Elliott first planned to release the film in 2011, but was prevented from doing so when Franklin sued him for using her likeness without permission. However, Franklin's original contract for the film was later discovered at Warner Bros., and Elliott planned to show the film at the Telluride Film Festival, Toronto International Film Festival, and Chicago International Film Festival in 2015. Franklin once again sued and was granted an emergency injunction against the Telluride screening, saying she had not given permission to screen the footage. Franklin issued a statement saying, "Justice, respect and what is right prevailed and one's right to own their own self-image." Due to the ongoing litigation, the film was then removed from the schedules of both the Chicago and Toronto festivals as well.
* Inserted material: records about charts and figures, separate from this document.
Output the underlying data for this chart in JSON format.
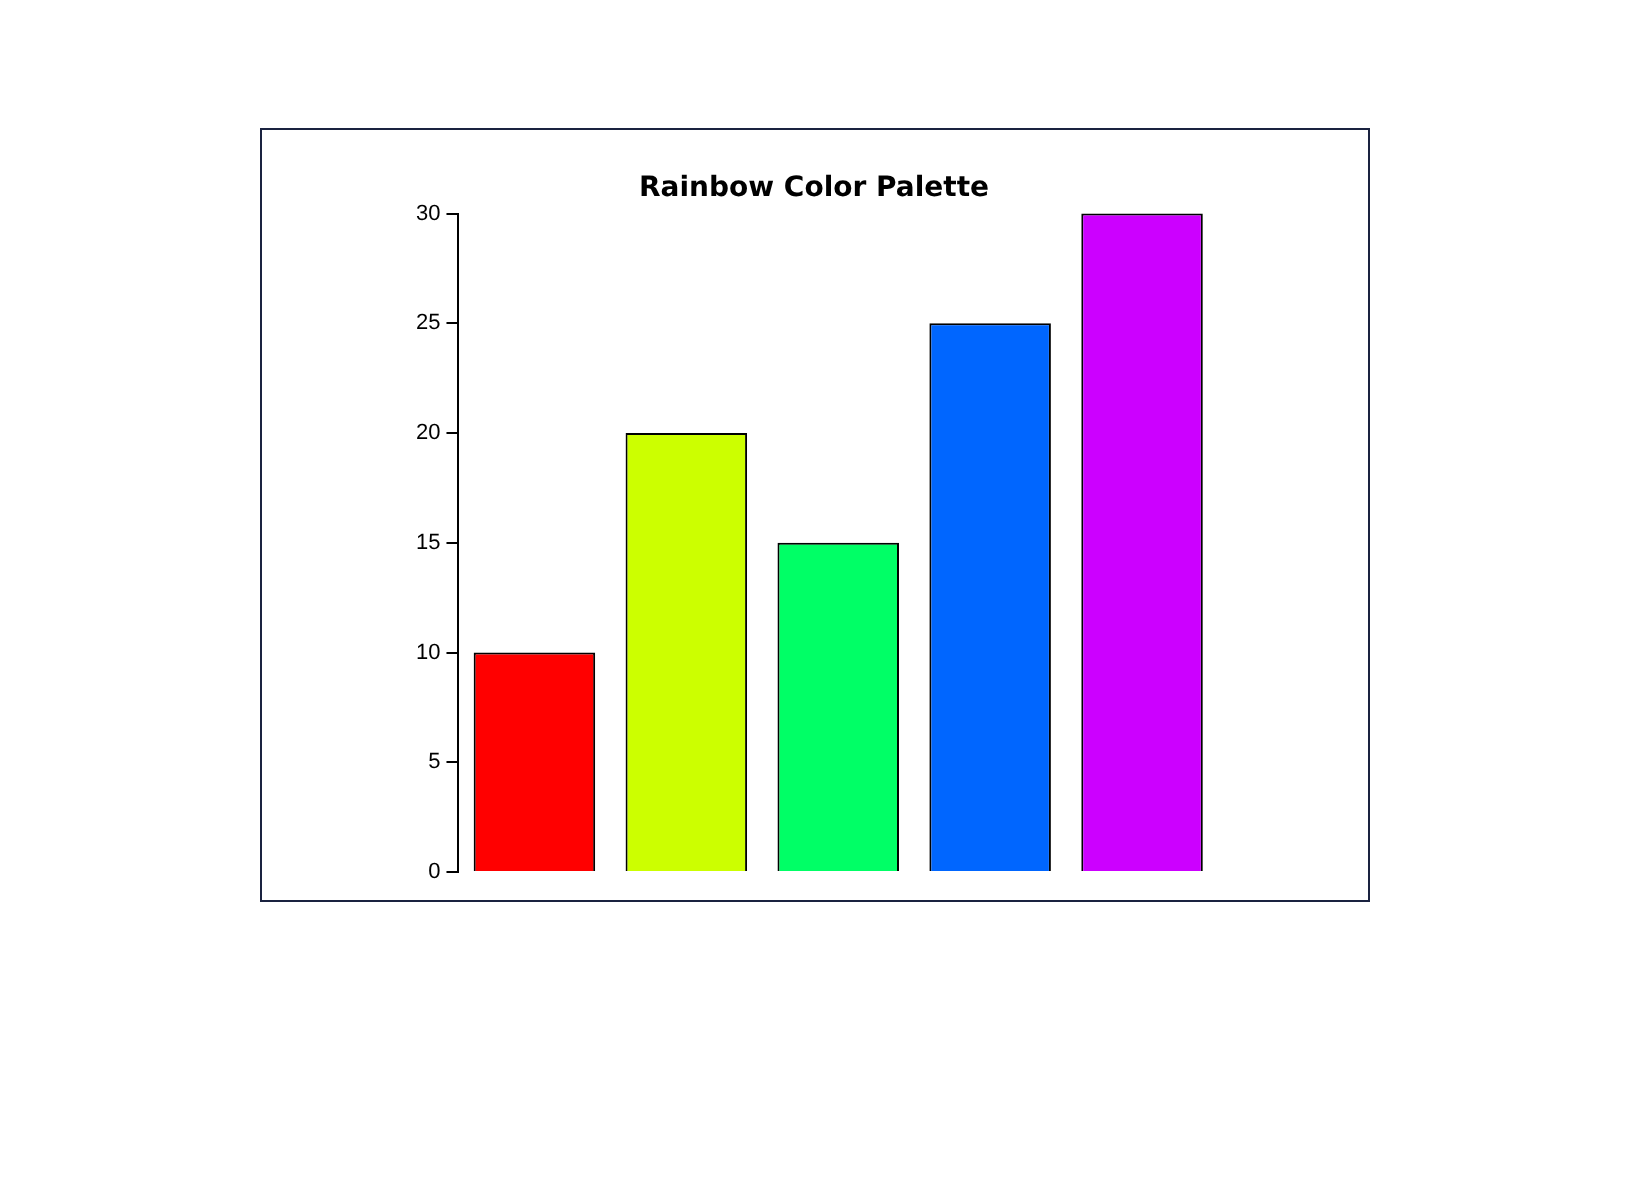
{
  "chart_data": {
    "type": "bar",
    "title": "Rainbow Color Palette",
    "categories": [
      null,
      null,
      null,
      null,
      null
    ],
    "values": [
      10,
      20,
      15,
      25,
      30
    ],
    "colors": [
      "#ff0000",
      "#ccff00",
      "#00ff66",
      "#0066ff",
      "#cc00ff"
    ],
    "ylim": [
      0,
      30
    ],
    "yticks": [
      0,
      5,
      10,
      15,
      20,
      25,
      30
    ],
    "grid": false,
    "legend": false
  }
}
The film premiered on November 12, 2018, three months after Franklin's death.

==Personnel==
Unless otherwise indicated, information is based on the album's liner notes:

===Musicians===
- Aretha Franklin – piano (D5, D7, celesta on B6), lead vocals
- Rev. James Cleveland – piano (A1-B5, B7, C1-C4, D6, D7), lead vocals (C1)
- Cornell Dupree – guitar
- Rev. C.L. Franklin - vocals (C3)
- Kenneth "Ken" Lupper – organ, additional keyboards
- Pancho Morales – congas, additional percussion
- Bernard Purdie – drums
- Chuck Rainey – bass
- Southern California Community Choir – background vocals

===Production===
- Aretha Franklin - producer, musical arrangements
- Rev. James Cleveland - choir director
- Jimmy Douglass - assistant recording engineer
- Rev. Alexander Hamilton - assistant choir director
- Wally Heider - recording engineer
- Arif Mardin - producer, remixing, music editing
- Gene Paul - assistant recording engineer
- George Piros - assistant recording engineer
- Ray Thompson - recording engineer
- Jerry Wexler - producer

==Charts==

| Chart (1972) | Peak position |
|---|---|
| Canada Top Albums/CDs (RPM) | 23 |
| US Billboard 200 | 7 |
| US Top R&B/Hip-Hop Albums (Billboard) | 2 |

| Chart (2018) | Peak position |
|---|---|
| US Top Gospel Albums (Billboard) | 2 |
| US Top Gospel Albums (Billboard) The Complete Recordings | 1 |

| Chart (2021) | Peak position |
|---|---|
| Japanese Albums (Oricon) | 42 |
| UK Christian & Gospel Albums (OCC) | 3 |

| Chart (2026) | Peak position |
|---|---|
| Hungarian Physical Albums (MAHASZ) | 16 |

==Certifications==

| Region | Certification | Certified units/sales |
| United States (RIAA) | 2× Platinum | 2,000,000^{^} |
^{^} Shipments figures based on certification alone.